The nurse will also perform various tasks including:

  1. Information to be transmitted to the operations center (severity code, arrival time, activation of the doctor and setting up of the resuscitation box if necessary)
  2. continuous monitoring and constant control of consciousness, breath, heart rate, blood pressure , peripheral O2 saturation
  3. respect, comfort and safety of the user to be guaranteed with safe transport
  4. maintain radio communication with the 118 operations center
  5. in case of doubtful changes in the electrocardiographic trace, stop the vehicle to allow the monitor to correctly read the cardiac activity
  6. Do not lose control of the person’s evolution
  7. Administration of drugs according to operational protocol ( asa, trinitina , oxygen therapy, morphine, diuretics)
The Tragedy Nurse

tragic nurse does not have to make a medical diagnosis, but rather must evaluate the user’s condition and the elements that could produce a potential heart failure or the onset of complications within the short or medium term. Therefore, the timeliness of diagnosis and treatment must be a fundamentally important feature of the DEA to ensure the greatest chances of survival and a high quality of life for patients with this type of symptomatology. The nurse in this area will have to carry out various steps including:

  1. Positioning of the person on the examination bed
  2. Psychological counseling to the person and information to caregivers givers 
  • Detection of basic vital signs, including SATO2 and continuous monitoring, especially during the administration of prescribed drugs.
  • Positioning of 1 or 2 venous accesses possibly on the same limb, in order to make the other limb accessible to the detection of PA (bloody or not).
  • Collection of the first blood samples with identification of the person by labeling, and subsequently collection as per established protocols.
  • 12-lead basic ECG and then as per established protocol or when pain recurs
  • Administration of drug therapy in collaboration with the doctor
  • Constant visual monitoring, in order to detect any hemodynamic or symptomatic changes in the person
  • Beginning of reperfusion treatment as early as possible ( Ptca / Thrombolysis ).

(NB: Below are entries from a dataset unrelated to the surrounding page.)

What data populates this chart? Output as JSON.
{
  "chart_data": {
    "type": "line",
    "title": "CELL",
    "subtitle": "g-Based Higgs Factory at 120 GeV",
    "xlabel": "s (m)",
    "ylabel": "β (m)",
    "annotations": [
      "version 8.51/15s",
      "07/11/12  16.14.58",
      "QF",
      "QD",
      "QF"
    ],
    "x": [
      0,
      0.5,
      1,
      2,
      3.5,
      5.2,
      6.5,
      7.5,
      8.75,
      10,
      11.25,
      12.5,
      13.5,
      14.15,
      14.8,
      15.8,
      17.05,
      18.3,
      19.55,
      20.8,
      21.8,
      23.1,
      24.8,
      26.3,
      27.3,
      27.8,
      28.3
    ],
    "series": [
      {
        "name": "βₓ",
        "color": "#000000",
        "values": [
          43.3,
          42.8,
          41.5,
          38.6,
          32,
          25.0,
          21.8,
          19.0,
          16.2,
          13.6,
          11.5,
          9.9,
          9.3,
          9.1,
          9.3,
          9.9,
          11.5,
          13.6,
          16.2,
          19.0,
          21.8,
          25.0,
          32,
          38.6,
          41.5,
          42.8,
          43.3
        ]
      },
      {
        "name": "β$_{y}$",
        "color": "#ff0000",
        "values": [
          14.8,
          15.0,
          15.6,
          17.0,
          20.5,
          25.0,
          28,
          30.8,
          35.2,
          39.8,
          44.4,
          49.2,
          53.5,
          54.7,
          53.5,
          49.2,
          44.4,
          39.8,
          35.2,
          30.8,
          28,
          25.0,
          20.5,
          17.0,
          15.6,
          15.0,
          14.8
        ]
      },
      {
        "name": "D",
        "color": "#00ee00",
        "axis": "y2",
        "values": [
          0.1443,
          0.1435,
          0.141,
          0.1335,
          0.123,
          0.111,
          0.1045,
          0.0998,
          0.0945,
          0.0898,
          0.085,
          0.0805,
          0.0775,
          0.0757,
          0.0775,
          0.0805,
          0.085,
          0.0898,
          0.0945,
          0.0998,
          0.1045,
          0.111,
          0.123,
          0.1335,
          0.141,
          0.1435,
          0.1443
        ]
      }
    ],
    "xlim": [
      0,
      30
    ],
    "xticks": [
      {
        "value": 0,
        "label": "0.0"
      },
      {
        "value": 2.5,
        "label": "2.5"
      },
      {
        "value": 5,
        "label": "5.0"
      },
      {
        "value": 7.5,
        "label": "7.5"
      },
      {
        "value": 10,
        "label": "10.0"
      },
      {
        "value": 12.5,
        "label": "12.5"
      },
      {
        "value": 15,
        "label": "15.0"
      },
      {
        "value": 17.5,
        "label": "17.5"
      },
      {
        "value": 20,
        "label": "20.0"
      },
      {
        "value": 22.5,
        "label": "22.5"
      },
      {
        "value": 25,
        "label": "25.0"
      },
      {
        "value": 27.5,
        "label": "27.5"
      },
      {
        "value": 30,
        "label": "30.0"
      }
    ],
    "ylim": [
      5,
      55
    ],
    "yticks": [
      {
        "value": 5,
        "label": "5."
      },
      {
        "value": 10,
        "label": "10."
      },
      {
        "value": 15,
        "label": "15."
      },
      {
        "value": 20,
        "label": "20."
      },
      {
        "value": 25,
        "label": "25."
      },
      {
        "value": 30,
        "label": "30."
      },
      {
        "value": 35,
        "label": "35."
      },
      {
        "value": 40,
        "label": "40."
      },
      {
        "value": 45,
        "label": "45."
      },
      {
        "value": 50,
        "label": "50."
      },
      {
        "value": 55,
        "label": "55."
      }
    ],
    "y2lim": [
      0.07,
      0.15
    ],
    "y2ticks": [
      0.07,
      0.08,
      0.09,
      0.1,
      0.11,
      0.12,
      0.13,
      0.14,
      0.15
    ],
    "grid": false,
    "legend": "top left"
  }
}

The topic I dealt with is very topical not only in Italy but all over the world. This stimulated my curiosity in searching for articles not only on databases but also on books and specialized websites which are constantly updated. The scientific evidence of the role of smoking on the prognosis of the heart patient is indisputable and constitutes an assumption shared by all cardiologist specialists. The impact that smoking cessation has on reducing the risk of relapses is also well known and it is no coincidence that it appears in the guidelines for secondary prevention of ischemic heart disease in the first place among the interventions to be implemented. Evidence shows that the role of nurses to address these issues and the doubts they bring with them constitute a pillar of the health system and communication is the most effective means available to them. Education in getting patients to accept compliance has a better effect if the work is done in collaboration with doctors; however occasional care, but carried out by experienced nurses, improves outcomes ; moreover, nurses contribute to raising the quality of patients in the management of the disease. A holistic patient-centered approach as well as being supported by evidence and literature is the key to effective and satisfactory care also with regard to the creation of a therapeutic alliance and priorities and in this way the preferences of patients emerge with most successful. Quitting smoking, avoiding relapses of a heart attack and setting up a lifestyle cannot be isolated events but constitute a process that, if set in the long term through continuity of care, improve the patient’s quality of life and push him to a increasing autonomy.